International donors and the broader humanitarian community must take immediate action to address widespread shortages of essential medicines in South Sudan, Joanne Liu, the international president of Médecins Sans Frontières’s (MSF) said in an open letter.
“The conflict in South Sudan has now continued for over two years, heavily impacting its population,” said Liu, who described the worsening drug shortages in South Sudan as “an additional and preventable medical emergency.”
Nearly two million people have been displaced by the conflict that broke out in South Sudan late 2013, following internal political wrangles within the country’s ruling party.
According to MSF, until June 2015, international donors provided for the funding, procurement and provision of essential medicines in the world’s youngest nation through a mechanism called the Emergency Medicines Fund (EMF).

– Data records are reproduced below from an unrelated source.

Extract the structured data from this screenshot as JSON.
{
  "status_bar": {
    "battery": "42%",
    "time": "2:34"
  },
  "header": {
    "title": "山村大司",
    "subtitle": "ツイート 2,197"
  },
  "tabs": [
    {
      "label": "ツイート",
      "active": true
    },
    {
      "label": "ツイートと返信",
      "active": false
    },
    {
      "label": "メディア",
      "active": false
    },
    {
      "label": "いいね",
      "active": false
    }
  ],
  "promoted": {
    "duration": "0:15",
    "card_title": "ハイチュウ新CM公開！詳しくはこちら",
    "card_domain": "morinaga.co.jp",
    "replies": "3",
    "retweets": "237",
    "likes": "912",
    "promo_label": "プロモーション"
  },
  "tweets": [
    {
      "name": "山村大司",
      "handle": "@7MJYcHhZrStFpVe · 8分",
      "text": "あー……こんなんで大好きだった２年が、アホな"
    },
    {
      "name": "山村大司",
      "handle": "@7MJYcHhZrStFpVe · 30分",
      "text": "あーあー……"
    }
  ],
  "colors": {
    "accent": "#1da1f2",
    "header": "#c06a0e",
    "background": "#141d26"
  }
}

MSF, however, said despite earlier warnings that withdrawing this support would lead to a dramatic reduction in access to health care, donors decided not to renew the mechanism without implementing an adequate alternative.
“MSF now witnesses shortages of medicines in primary health care centres in a majority of the locations where the organisation works in South Sudan, even in places less affected by conflict,” partly reads Liu’s letter to the donors.
“The medical consequences became evident last year when MSF treated more patients than ever before for severe malaria,” it added.
Lack of medicines at local levels, MSF said, prompted many people to seek treatment due to extreme sick conditions.
Several medical facilities run by government across the country have faced intermittent closures due to drug shortages. In Ezo and Mundri counties of Western Equatoria state, MSF reportedy witnessed or experienced drug shortages or ruptures in every of its medical facilities.
Hundreds of thousands of people remain displaced by conflict in South Sudan, and the drug shortages are compounding the humanitarian needs, the agency stressed.
"A new rainy season is approaching fast, promising new outbreaks as well as complicated logistics,” Liu wrote.
“It is not a situation that one actor can resolve on their own, but concerted efforts seem to be lacking. We are therefore calling upon all donors, actors and authorities again to come together to avert a complete medical crisis which adds to an already dire humanitarian situation”, adds the letter.
MSF operates 17 medical projects across South Sudan, providing assistance to whoever needs it most regardless of race, political affiliation or ethnicity.
In 2015, MSF said it provided medical care to over 800,000 people in South Sudan.